In a letter to Wray, the Ohio Republican wrote that subpoenas issued to Google in 2017 for emails and cellphone data belonging to the two former House Intelligence Committee staffers suggest that the FBI may have been attempting to retaliate against them for the panel’s efforts to expose the bureau’s flawed investigation.
Kash Patel, a former aide to then-House Intelligence Committee Chairman Devin Nunes (R-Calif.), told The Post last year that he was one of the staffers who was informed by Google years later that his records had been subpoenaed.
“In 2017, Google reportedly received subpoenas for private emails and records belonging to two Republican staffers of the House Permanent Select Committee on Intelligence (HPSCI) while HPSCI was investigating the FBI’s misconduct,” Jordan wrote in the letter to Wray obtained by The Post.
“These subpoenas only came to light in 2022 due to Google’s policy of alerting customers five years after law enforcement takes such action. The timing of these subpoenas raise questions about whether the subpoenas were in retaliation for HPSCI’s oversight of the FBI,” he added.
Jordan noted that Special Counsel John Durham’s May report documenting the FBI’s missteps during its investigation into Trump-Russia collusion allegations “confirms many of the concerns about FBI misconduct advanced by HPSCI in 2017.”
The subpoenas against Patel and the other unidentified House Intelligence Committee staffer were issued during a time when Nunes struggled to compel the FBI and DOJ to turn over documents to his committee as he sought to prove that the government’s Crossfire Hurricane investigation was driven by a dossier funded by Hillary Clinton.
In a statement to The Post last year, Patel said, “The two-tier system of justice was alive in 2017 – this time spying on Capitol Hill staffers. The DOJ and FBI subpoenaed my personal records while I was Chief Counsel uncovering their corruption in Russia gate, and they used a Grand Jury to obtain it. Every member of Congress and every Capitol Hill staffer should be demanding investigations. Using law enforcement to execute political vendettas is a destruction of our Constitution, and it was brought to you by those charged with its ultimate protection – [former Attorney General Rod] Rosenstein and Wray,”
The subpoenas asked Google for records such as “all customer and subscriber account information,” “addresses (including mailing addresses, residential addresses, business addresses, and e-mail addresses,” user names, “screen names,” “local and long distance telephone connection records” and the “means and source of payment for such service (including any credit card or bank account number) and billing records,” according to Just the News.
The subpoenas reportedly didn’t specify whether the FBI or another component of the DOJ was leading the investigation into Patel and the other staffer.

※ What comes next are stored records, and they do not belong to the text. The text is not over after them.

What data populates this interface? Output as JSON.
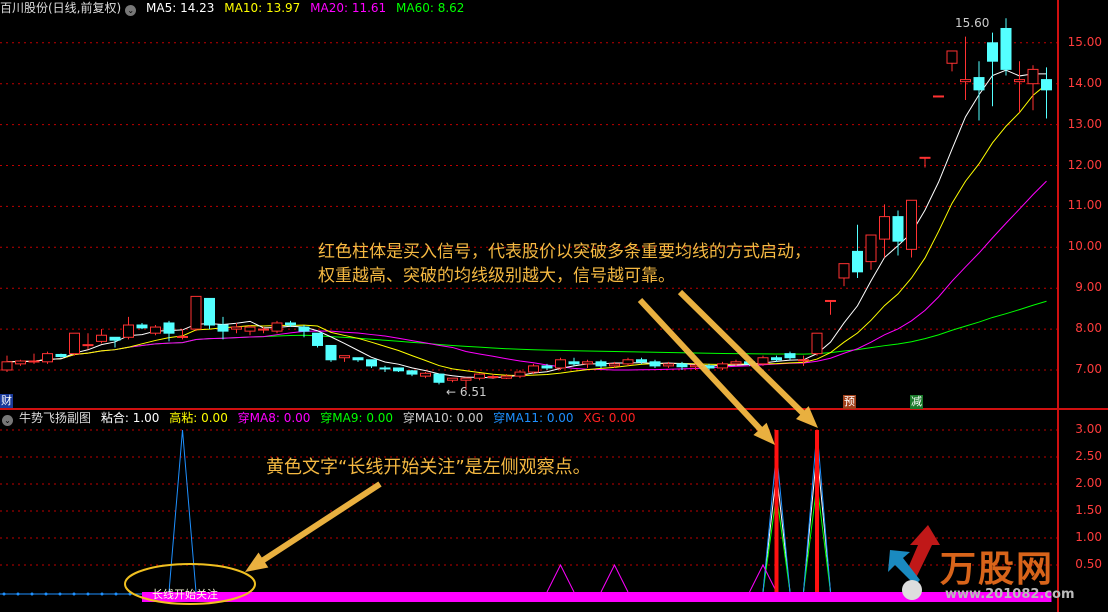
{
  "header": {
    "title": "百川股份(日线,前复权)",
    "ma5": "MA5: 14.23",
    "ma10": "MA10: 13.97",
    "ma20": "MA20: 11.61",
    "ma60": "MA60: 8.62"
  },
  "sub_header": {
    "title": "牛势飞扬副图",
    "nh": "粘合: 1.00",
    "gn": "高粘: 0.00",
    "ma8": "穿MA8: 0.00",
    "ma9": "穿MA9: 0.00",
    "ma10": "穿MA10: 0.00",
    "ma11": "穿MA11: 0.00",
    "xg": "XG: 0.00"
  },
  "colors": {
    "up": "#ff3232",
    "down": "#54ffff",
    "ma5": "#ffffff",
    "ma10": "#ffff00",
    "ma20": "#ff00ff",
    "ma60": "#00ff00",
    "grid": "#c00000",
    "annotation": "#f5b942"
  },
  "price_axis": [
    "15.00",
    "14.00",
    "13.00",
    "12.00",
    "11.00",
    "10.00",
    "9.00",
    "8.00",
    "7.00"
  ],
  "sub_axis": [
    "3.00",
    "2.50",
    "2.00",
    "1.50",
    "1.00",
    "0.50"
  ],
  "labels": {
    "high": "15.60",
    "low": "6.51",
    "cai": "财",
    "yu": "预",
    "jian": "减",
    "band_text": "长线开始关注"
  },
  "annotations": {
    "line1": "红色柱体是买入信号，代表股价以突破多条重要均线的方式启动，",
    "line2": "权重越高、突破的均线级别越大，信号越可靠。",
    "yellow": "黄色文字“长线开始关注”是左侧观察点。"
  },
  "logo": {
    "name": "万股网",
    "url": "www.201082.com"
  },
  "chart_data": {
    "type": "candlestick",
    "ylim": [
      6.5,
      15.6
    ],
    "candles": [
      [
        7.0,
        7.2,
        7.35,
        6.95
      ],
      [
        7.15,
        7.22,
        7.25,
        7.1
      ],
      [
        7.2,
        7.22,
        7.4,
        7.15
      ],
      [
        7.2,
        7.4,
        7.45,
        7.15
      ],
      [
        7.38,
        7.33,
        7.4,
        7.3
      ],
      [
        7.4,
        7.9,
        7.9,
        7.35
      ],
      [
        7.6,
        7.62,
        7.9,
        7.5
      ],
      [
        7.7,
        7.85,
        8.0,
        7.65
      ],
      [
        7.8,
        7.73,
        7.8,
        7.55
      ],
      [
        7.8,
        8.1,
        8.3,
        7.75
      ],
      [
        8.1,
        8.03,
        8.15,
        8.0
      ],
      [
        7.9,
        8.05,
        8.1,
        7.85
      ],
      [
        8.15,
        7.9,
        8.2,
        7.7
      ],
      [
        7.8,
        7.82,
        8.0,
        7.75
      ],
      [
        8.0,
        8.8,
        8.8,
        7.95
      ],
      [
        8.75,
        8.1,
        8.75,
        8.0
      ],
      [
        8.1,
        7.95,
        8.3,
        7.75
      ],
      [
        8.0,
        8.05,
        8.15,
        7.9
      ],
      [
        7.95,
        8.05,
        8.1,
        7.85
      ],
      [
        8.0,
        8.0,
        8.05,
        7.9
      ],
      [
        7.95,
        8.15,
        8.2,
        7.9
      ],
      [
        8.15,
        8.1,
        8.2,
        8.05
      ],
      [
        8.05,
        7.95,
        8.1,
        7.8
      ],
      [
        7.9,
        7.6,
        7.9,
        7.55
      ],
      [
        7.6,
        7.25,
        7.6,
        7.2
      ],
      [
        7.3,
        7.35,
        7.35,
        7.2
      ],
      [
        7.3,
        7.25,
        7.3,
        7.2
      ],
      [
        7.25,
        7.1,
        7.25,
        7.05
      ],
      [
        7.05,
        7.03,
        7.1,
        6.95
      ],
      [
        7.05,
        6.98,
        7.05,
        6.95
      ],
      [
        6.98,
        6.9,
        7.0,
        6.85
      ],
      [
        6.85,
        6.92,
        6.95,
        6.8
      ],
      [
        6.9,
        6.7,
        6.9,
        6.65
      ],
      [
        6.75,
        6.8,
        6.8,
        6.7
      ],
      [
        6.75,
        6.8,
        6.82,
        6.51
      ],
      [
        6.8,
        6.9,
        6.92,
        6.75
      ],
      [
        6.82,
        6.84,
        6.9,
        6.78
      ],
      [
        6.8,
        6.85,
        6.9,
        6.78
      ],
      [
        6.85,
        6.95,
        7.0,
        6.8
      ],
      [
        6.95,
        7.1,
        7.15,
        6.9
      ],
      [
        7.1,
        7.05,
        7.15,
        7.0
      ],
      [
        7.05,
        7.25,
        7.3,
        7.0
      ],
      [
        7.2,
        7.15,
        7.3,
        7.1
      ],
      [
        7.15,
        7.2,
        7.25,
        7.05
      ],
      [
        7.2,
        7.1,
        7.25,
        7.05
      ],
      [
        7.1,
        7.15,
        7.2,
        7.05
      ],
      [
        7.15,
        7.25,
        7.3,
        7.1
      ],
      [
        7.25,
        7.2,
        7.3,
        7.15
      ],
      [
        7.2,
        7.1,
        7.25,
        7.05
      ],
      [
        7.1,
        7.15,
        7.2,
        7.05
      ],
      [
        7.15,
        7.08,
        7.2,
        7.0
      ],
      [
        7.08,
        7.12,
        7.2,
        7.0
      ],
      [
        7.1,
        7.05,
        7.15,
        7.0
      ],
      [
        7.05,
        7.15,
        7.2,
        7.0
      ],
      [
        7.15,
        7.2,
        7.25,
        7.1
      ],
      [
        7.2,
        7.15,
        7.25,
        7.1
      ],
      [
        7.15,
        7.3,
        7.35,
        7.1
      ],
      [
        7.3,
        7.25,
        7.35,
        7.2
      ],
      [
        7.4,
        7.3,
        7.45,
        7.25
      ],
      [
        7.25,
        7.25,
        7.35,
        7.1
      ],
      [
        7.4,
        7.9,
        7.9,
        7.35
      ],
      [
        8.7,
        8.7,
        8.7,
        8.35
      ],
      [
        9.25,
        9.6,
        9.6,
        9.05
      ],
      [
        9.9,
        9.4,
        10.55,
        9.25
      ],
      [
        9.65,
        10.3,
        10.3,
        9.45
      ],
      [
        10.2,
        10.75,
        11.05,
        9.75
      ],
      [
        10.75,
        10.15,
        10.9,
        9.8
      ],
      [
        9.95,
        11.15,
        11.15,
        9.75
      ],
      [
        12.2,
        12.2,
        12.2,
        11.95
      ],
      [
        13.7,
        13.7,
        13.7,
        13.7
      ],
      [
        14.5,
        14.8,
        14.8,
        14.3
      ],
      [
        14.05,
        14.1,
        15.15,
        13.6
      ],
      [
        14.15,
        13.85,
        14.55,
        13.1
      ],
      [
        15.0,
        14.55,
        15.25,
        13.45
      ],
      [
        15.35,
        14.35,
        15.6,
        14.2
      ],
      [
        14.05,
        14.1,
        14.55,
        13.3
      ],
      [
        14.0,
        14.35,
        14.45,
        13.35
      ],
      [
        14.1,
        13.85,
        14.4,
        13.15
      ]
    ],
    "ma_periods": [
      5,
      10,
      20,
      60
    ],
    "sub": {
      "ylim": [
        0,
        3.1
      ],
      "series": [
        {
          "name": "粘合",
          "color": "#ffffff",
          "peaks": [
            [
              57,
              2.2
            ],
            [
              60,
              2.6
            ]
          ]
        },
        {
          "name": "穿MA9",
          "color": "#00ff00",
          "peaks": [
            [
              57,
              1.8
            ],
            [
              60,
              2.0
            ]
          ]
        },
        {
          "name": "穿MA11",
          "color": "#1e90ff",
          "peaks": [
            [
              13,
              3.0
            ],
            [
              57,
              2.6
            ],
            [
              60,
              3.0
            ]
          ]
        },
        {
          "name": "穿MA8",
          "color": "#ff00ff",
          "peaks": [
            [
              41,
              0.5
            ],
            [
              45,
              0.5
            ],
            [
              56,
              0.5
            ]
          ]
        }
      ],
      "xg_bars": [
        [
          57,
          3.0
        ],
        [
          60,
          3.0
        ]
      ],
      "band_range": [
        10,
        77
      ]
    }
  }
}
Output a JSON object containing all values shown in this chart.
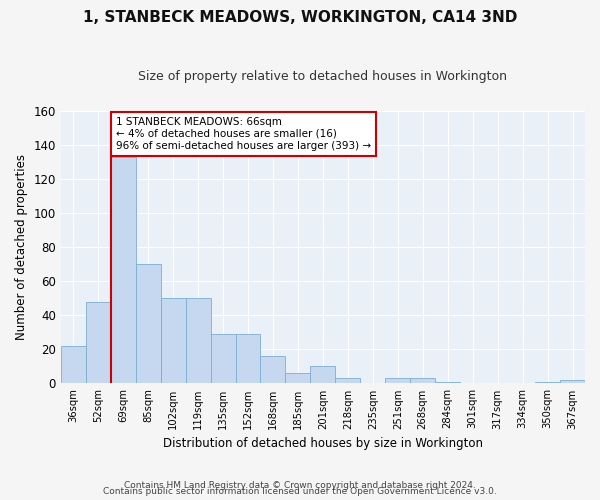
{
  "title": "1, STANBECK MEADOWS, WORKINGTON, CA14 3ND",
  "subtitle": "Size of property relative to detached houses in Workington",
  "xlabel": "Distribution of detached houses by size in Workington",
  "ylabel": "Number of detached properties",
  "bar_color": "#c5d8f0",
  "bar_edge_color": "#7aafd4",
  "background_color": "#eaf0f8",
  "grid_color": "#ffffff",
  "fig_background": "#f5f5f5",
  "categories": [
    "36sqm",
    "52sqm",
    "69sqm",
    "85sqm",
    "102sqm",
    "119sqm",
    "135sqm",
    "152sqm",
    "168sqm",
    "185sqm",
    "201sqm",
    "218sqm",
    "235sqm",
    "251sqm",
    "268sqm",
    "284sqm",
    "301sqm",
    "317sqm",
    "334sqm",
    "350sqm",
    "367sqm"
  ],
  "values": [
    22,
    48,
    133,
    70,
    50,
    50,
    29,
    29,
    16,
    6,
    10,
    3,
    0,
    3,
    3,
    1,
    0,
    0,
    0,
    1,
    2
  ],
  "ylim": [
    0,
    160
  ],
  "yticks": [
    0,
    20,
    40,
    60,
    80,
    100,
    120,
    140,
    160
  ],
  "property_line_idx": 2,
  "property_line_color": "#cc0000",
  "annotation_line1": "1 STANBECK MEADOWS: 66sqm",
  "annotation_line2": "← 4% of detached houses are smaller (16)",
  "annotation_line3": "96% of semi-detached houses are larger (393) →",
  "annotation_box_color": "#cc0000",
  "footer_line1": "Contains HM Land Registry data © Crown copyright and database right 2024.",
  "footer_line2": "Contains public sector information licensed under the Open Government Licence v3.0."
}
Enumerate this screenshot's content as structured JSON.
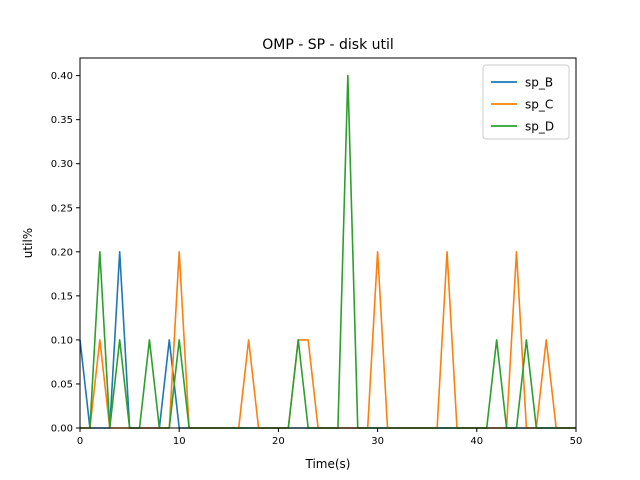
{
  "chart_data": {
    "type": "line",
    "title": "OMP - SP - disk util",
    "xlabel": "Time(s)",
    "ylabel": "util%",
    "xlim": [
      0,
      50
    ],
    "ylim": [
      0,
      0.42
    ],
    "xticks": [
      0,
      10,
      20,
      30,
      40,
      50
    ],
    "yticks": [
      0.0,
      0.05,
      0.1,
      0.15,
      0.2,
      0.25,
      0.3,
      0.35,
      0.4
    ],
    "ytick_labels": [
      "0.00",
      "0.05",
      "0.10",
      "0.15",
      "0.20",
      "0.25",
      "0.30",
      "0.35",
      "0.40"
    ],
    "grid": false,
    "legend_position": "top-right",
    "series": [
      {
        "name": "sp_B",
        "color": "#1f77b4",
        "x": [
          0,
          1,
          2,
          3,
          4,
          5,
          6,
          7,
          8,
          9,
          10,
          11,
          12,
          13,
          14,
          15,
          16,
          17,
          18,
          19,
          20,
          21,
          22,
          23,
          24,
          25,
          26,
          27,
          28,
          29,
          30,
          31,
          32,
          33,
          34,
          35,
          36,
          37,
          38,
          39,
          40,
          41,
          42,
          43,
          44,
          45,
          46,
          47,
          48,
          49,
          50
        ],
        "y": [
          0.1,
          0,
          0,
          0,
          0.2,
          0,
          0,
          0,
          0,
          0.1,
          0,
          0,
          0,
          0,
          0,
          0,
          0,
          0,
          0,
          0,
          0,
          0,
          0,
          0,
          0,
          0,
          0,
          0,
          0,
          0,
          0,
          0,
          0,
          0,
          0,
          0,
          0,
          0,
          0,
          0,
          0,
          0,
          0,
          0,
          0,
          0,
          0,
          0,
          0,
          0,
          0
        ]
      },
      {
        "name": "sp_C",
        "color": "#ff7f0e",
        "x": [
          0,
          1,
          2,
          3,
          4,
          5,
          6,
          7,
          8,
          9,
          10,
          11,
          12,
          13,
          14,
          15,
          16,
          17,
          18,
          19,
          20,
          21,
          22,
          23,
          24,
          25,
          26,
          27,
          28,
          29,
          30,
          31,
          32,
          33,
          34,
          35,
          36,
          37,
          38,
          39,
          40,
          41,
          42,
          43,
          44,
          45,
          46,
          47,
          48,
          49,
          50
        ],
        "y": [
          0,
          0,
          0.1,
          0,
          0,
          0,
          0,
          0,
          0,
          0,
          0.2,
          0,
          0,
          0,
          0,
          0,
          0,
          0.1,
          0,
          0,
          0,
          0,
          0.1,
          0.1,
          0,
          0,
          0,
          0,
          0,
          0,
          0.2,
          0,
          0,
          0,
          0,
          0,
          0,
          0.2,
          0,
          0,
          0,
          0,
          0,
          0,
          0.2,
          0,
          0,
          0.1,
          0,
          0,
          0
        ]
      },
      {
        "name": "sp_D",
        "color": "#2ca02c",
        "x": [
          0,
          1,
          2,
          3,
          4,
          5,
          6,
          7,
          8,
          9,
          10,
          11,
          12,
          13,
          14,
          15,
          16,
          17,
          18,
          19,
          20,
          21,
          22,
          23,
          24,
          25,
          26,
          27,
          28,
          29,
          30,
          31,
          32,
          33,
          34,
          35,
          36,
          37,
          38,
          39,
          40,
          41,
          42,
          43,
          44,
          45,
          46,
          47,
          48,
          49,
          50
        ],
        "y": [
          0,
          0,
          0.2,
          0,
          0.1,
          0,
          0,
          0.1,
          0,
          0,
          0.1,
          0,
          0,
          0,
          0,
          0,
          0,
          0,
          0,
          0,
          0,
          0,
          0.1,
          0,
          0,
          0,
          0,
          0.4,
          0,
          0,
          0,
          0,
          0,
          0,
          0,
          0,
          0,
          0,
          0,
          0,
          0,
          0,
          0.1,
          0,
          0,
          0.1,
          0,
          0,
          0,
          0,
          0
        ]
      }
    ]
  }
}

The subpoenas were issued as Special Counsel Robert Mueller investigated Russian collusion in the 2016 election, the DOJ inspector general probed the FBI for misconduct related to the Russia case, and several agencies were investigating leaks, including one that identified former Donald Trump campaign adviser Carter Page as the target of a Russian espionage operation in New York, which was traced to a former Senate Intelligence Committee staffer.
Jordan demanded in his letter that Wray provide the House Judiciary Committee with “all documents and communications referring or relating to subpoenas issued to Google or any other email or telecommunications provider for records of members or staff of the House Permanent Select Committee on Intelligence staff in 2017.”
He also demanded “all documents and communications referring or relating to documents received pursuant to subpoenas issued to Google or any other email or telecommunications provider for records of members or staff of the House Permanent Select Committee on Intelligence staff in 2017” by July 27.